Although, the Zimbabwe Broadcasting Corporation (ZBC) has begun to air interviews of leaders and candidates from opposition parties, access to the public media remains skewed in favour of the incumbent. The unfair coverage of opposition parties has been confirmed by daily surveys by the Media Monitors.
Section 160 of the Electoral Act is very clear that during an election period broadcasters and print publishers should ensure that all political parties and candidates are treated equitably in their news, in regard to the extent, timing, prominence of the coverage accorded to them, reports on the election in their news media are factually accurate, complete and fair, a clear distinction is made in their news between factual reporting on the election and editorial comment on it, inaccuracies in reports on the election in their news media are rectified without delay and with due prominence and their news media do not promote political parties or candidates that encourage violence or hatred against any class of persons in Zimbabwe.
Thus far the public media (both print and broadcast) have been found wanting on a number of areas. Their coverage remains largely negative and sporadic. Whereas, the incumbent enjoys the luxuries of live broadcasting, opposition parties have not been afforded such treatment. They have had to rely on Facebook live broadcasts and pirate radio stations to get traction beyond the newspapers and street talk.
A free, fair and credible election cannot be delivered on the backdrop of an unfair advantage when it comes to access to the public media system. In a country where over 60% of the people (possibly electorate) live in the rural areas and rely on radio stations to get political news and information, it is important that access to the public radio and television be democratised.
Whilst community and commercial radio stations licensed during the tenure of the government of national unity are doing a commendable job to host public debates and allowing contacting practices between the electorate and elected officials, these are only reaching mostly urban voters, which suggests there is need for all parties and candidates to have access to ZBC radio channels to reach the rural electorate.

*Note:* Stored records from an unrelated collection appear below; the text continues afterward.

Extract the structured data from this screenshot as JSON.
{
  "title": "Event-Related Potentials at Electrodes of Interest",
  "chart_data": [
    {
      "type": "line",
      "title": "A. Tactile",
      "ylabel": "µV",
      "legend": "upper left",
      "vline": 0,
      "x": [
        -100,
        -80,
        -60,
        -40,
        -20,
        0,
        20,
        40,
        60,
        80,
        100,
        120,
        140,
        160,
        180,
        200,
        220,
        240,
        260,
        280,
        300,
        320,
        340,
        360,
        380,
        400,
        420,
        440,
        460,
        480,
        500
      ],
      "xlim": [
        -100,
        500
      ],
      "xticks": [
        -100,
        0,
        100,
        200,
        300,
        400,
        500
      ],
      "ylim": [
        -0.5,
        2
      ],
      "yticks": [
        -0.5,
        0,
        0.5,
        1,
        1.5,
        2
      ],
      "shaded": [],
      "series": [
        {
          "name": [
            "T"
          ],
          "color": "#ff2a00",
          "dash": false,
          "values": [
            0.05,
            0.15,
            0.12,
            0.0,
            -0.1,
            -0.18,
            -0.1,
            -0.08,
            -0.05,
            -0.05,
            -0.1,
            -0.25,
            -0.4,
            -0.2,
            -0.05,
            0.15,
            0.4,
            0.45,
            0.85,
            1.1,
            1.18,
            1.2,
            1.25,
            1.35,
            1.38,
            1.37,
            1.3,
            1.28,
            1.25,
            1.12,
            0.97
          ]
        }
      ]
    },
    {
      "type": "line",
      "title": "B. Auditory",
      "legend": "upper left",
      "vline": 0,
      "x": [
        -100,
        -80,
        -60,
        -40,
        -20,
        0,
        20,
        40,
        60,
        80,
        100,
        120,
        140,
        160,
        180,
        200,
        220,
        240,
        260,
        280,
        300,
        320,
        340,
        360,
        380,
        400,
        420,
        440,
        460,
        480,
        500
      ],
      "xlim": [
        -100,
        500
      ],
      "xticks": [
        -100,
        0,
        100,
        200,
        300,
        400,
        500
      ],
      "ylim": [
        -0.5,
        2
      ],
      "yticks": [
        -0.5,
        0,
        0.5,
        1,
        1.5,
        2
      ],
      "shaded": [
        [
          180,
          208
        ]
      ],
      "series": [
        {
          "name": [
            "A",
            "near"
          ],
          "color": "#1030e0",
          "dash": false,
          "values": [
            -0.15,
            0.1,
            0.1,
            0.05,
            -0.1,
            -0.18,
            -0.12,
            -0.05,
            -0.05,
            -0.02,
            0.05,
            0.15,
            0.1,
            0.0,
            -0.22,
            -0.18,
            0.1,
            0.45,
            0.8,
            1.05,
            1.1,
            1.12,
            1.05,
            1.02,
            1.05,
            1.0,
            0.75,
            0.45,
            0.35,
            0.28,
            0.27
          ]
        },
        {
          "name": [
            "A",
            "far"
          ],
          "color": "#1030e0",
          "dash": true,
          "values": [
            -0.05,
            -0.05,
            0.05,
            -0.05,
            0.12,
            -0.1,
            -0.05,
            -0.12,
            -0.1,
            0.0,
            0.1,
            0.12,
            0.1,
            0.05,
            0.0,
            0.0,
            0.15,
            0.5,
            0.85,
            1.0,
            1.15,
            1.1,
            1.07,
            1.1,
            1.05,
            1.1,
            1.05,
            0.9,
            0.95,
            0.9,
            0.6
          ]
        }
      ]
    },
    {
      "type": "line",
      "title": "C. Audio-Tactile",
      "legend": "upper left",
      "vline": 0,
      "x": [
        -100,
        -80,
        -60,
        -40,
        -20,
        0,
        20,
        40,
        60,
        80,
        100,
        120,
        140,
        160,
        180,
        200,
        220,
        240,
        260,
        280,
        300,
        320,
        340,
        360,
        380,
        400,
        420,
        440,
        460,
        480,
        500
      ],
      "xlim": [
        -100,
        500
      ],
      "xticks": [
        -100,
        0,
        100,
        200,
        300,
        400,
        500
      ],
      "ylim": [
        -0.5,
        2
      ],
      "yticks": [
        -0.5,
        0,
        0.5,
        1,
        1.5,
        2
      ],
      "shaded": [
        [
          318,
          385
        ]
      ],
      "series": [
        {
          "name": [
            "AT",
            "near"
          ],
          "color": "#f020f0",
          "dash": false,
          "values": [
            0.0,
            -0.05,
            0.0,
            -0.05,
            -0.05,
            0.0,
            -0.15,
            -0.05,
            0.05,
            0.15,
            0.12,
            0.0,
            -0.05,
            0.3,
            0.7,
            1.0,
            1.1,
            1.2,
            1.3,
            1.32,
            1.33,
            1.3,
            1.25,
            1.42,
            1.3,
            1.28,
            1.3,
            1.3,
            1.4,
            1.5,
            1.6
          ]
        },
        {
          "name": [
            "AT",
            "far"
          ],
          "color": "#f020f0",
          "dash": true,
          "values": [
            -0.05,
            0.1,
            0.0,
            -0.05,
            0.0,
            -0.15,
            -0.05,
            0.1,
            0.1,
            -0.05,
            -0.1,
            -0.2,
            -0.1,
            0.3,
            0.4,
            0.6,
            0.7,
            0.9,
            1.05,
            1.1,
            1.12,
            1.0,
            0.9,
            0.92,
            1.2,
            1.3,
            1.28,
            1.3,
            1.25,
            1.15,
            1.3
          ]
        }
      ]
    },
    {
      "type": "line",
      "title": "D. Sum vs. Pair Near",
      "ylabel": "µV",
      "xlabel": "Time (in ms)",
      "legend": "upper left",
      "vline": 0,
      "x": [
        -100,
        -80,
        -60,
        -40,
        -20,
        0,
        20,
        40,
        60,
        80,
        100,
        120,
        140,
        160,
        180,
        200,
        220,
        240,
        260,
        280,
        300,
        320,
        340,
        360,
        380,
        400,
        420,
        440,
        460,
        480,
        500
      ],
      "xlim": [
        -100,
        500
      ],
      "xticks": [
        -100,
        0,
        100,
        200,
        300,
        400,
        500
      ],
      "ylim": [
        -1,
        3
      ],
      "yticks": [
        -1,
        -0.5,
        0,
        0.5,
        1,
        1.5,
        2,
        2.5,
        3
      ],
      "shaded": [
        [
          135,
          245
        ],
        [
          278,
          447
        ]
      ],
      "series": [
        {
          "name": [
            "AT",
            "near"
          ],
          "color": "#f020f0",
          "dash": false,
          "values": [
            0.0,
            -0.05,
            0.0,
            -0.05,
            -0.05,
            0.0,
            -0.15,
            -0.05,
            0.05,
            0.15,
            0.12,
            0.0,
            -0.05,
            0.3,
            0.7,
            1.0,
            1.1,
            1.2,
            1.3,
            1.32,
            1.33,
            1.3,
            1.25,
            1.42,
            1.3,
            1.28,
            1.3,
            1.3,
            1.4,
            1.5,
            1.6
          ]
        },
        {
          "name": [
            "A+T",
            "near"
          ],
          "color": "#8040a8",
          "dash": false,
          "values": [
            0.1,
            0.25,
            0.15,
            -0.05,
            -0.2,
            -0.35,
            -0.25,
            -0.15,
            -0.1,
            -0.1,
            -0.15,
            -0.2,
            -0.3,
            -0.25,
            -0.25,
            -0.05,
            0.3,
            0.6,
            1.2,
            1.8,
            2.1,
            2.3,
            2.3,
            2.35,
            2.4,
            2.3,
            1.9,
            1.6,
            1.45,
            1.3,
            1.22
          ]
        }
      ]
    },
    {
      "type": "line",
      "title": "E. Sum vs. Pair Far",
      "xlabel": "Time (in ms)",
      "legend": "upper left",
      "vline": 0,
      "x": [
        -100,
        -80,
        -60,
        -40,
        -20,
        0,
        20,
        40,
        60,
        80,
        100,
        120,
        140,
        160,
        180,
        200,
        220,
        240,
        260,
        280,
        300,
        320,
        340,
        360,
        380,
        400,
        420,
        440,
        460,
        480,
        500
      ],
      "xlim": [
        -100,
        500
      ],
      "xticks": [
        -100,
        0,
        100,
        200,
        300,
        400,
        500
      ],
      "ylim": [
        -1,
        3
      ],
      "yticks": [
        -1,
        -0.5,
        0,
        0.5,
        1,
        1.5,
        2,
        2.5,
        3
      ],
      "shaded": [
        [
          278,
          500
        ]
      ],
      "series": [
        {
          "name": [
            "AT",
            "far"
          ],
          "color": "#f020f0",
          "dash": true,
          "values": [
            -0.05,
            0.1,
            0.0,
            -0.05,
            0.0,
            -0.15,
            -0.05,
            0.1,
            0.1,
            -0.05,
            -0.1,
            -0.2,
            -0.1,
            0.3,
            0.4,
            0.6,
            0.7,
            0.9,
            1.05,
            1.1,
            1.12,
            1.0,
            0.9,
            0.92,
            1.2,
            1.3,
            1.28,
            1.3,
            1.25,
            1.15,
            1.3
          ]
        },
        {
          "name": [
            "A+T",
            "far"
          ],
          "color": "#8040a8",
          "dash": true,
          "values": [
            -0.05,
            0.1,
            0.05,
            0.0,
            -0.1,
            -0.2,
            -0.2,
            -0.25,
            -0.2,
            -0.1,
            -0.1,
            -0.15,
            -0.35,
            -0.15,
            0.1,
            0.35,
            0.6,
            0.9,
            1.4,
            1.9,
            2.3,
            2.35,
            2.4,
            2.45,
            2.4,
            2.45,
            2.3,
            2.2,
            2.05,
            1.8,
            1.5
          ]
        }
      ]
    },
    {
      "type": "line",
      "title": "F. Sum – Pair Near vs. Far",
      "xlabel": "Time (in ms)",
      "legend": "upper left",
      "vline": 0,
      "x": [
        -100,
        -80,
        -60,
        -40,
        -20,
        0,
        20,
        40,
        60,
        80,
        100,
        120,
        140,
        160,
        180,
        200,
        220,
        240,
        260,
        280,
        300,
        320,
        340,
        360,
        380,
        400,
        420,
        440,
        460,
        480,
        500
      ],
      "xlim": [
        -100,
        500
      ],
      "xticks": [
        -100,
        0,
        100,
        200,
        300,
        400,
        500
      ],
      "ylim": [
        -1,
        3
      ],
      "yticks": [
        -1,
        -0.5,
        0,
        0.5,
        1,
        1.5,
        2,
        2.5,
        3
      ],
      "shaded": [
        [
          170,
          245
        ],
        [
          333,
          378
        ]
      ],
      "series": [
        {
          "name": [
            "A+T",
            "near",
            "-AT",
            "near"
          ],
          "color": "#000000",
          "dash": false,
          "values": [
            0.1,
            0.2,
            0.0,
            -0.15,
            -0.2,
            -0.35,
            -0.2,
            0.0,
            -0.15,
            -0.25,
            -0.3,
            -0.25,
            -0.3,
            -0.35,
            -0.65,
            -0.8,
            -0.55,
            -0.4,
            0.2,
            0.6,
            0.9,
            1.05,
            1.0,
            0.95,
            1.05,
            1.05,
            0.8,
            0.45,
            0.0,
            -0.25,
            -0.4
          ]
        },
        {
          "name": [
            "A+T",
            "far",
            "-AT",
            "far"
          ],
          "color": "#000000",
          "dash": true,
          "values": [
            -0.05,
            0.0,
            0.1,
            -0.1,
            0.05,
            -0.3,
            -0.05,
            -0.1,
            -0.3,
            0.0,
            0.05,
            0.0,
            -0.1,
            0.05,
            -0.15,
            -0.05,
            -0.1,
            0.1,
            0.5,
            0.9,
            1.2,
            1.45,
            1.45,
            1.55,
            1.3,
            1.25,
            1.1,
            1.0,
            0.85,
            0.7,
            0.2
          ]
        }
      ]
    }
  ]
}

Although there is no law which compels the Zec to involve political parties in the procurement of ballot papers and to disclose suppliers of election materials, it is important for the organisation to ensure there is transparency and accountability so that our election pass the litmus test of contestability.
Beyond opening the printing of ballot papers to all political contestants, there is also greater need to ensure all other key stages of the election value chain are transparent to local, regional and international observers.
There is also need for media diversity for fairness to be observed in an election. Media plurality may not be able to offer the electorate with diverse set of news needed to make informed choices.
Going forward, the licensing of community radio and television stations should occupy centre stage in order to expose the electorate to as much more diverse campaign information as possible.
Electoral campaigns must be fair for both men and women, as well as between the old and the young. Given the patriarchal set up of our society, electoral contests which require financial resources tend to favour males and older politicians at the expense of females and younger candidates.
Female candidates, for instance, face several hurdles to navigate the brutal primary elections, which are the foundation of internal party democratic processes.
Otherwise, the African Union’s objective of the 50:50 representation will remain a pipe-dream, unless we find political will to mainstream gender and age into our formal politics.
Whilst some shifts have already taken place, there is room for a more open electoral system to be established anchored by accountability, transparency and fairness.
Dr. Admire Mare is a Senior Lecturer in the Department of Communication at the Namibia University of Science and Technology. Here, he writes in his personal capacity.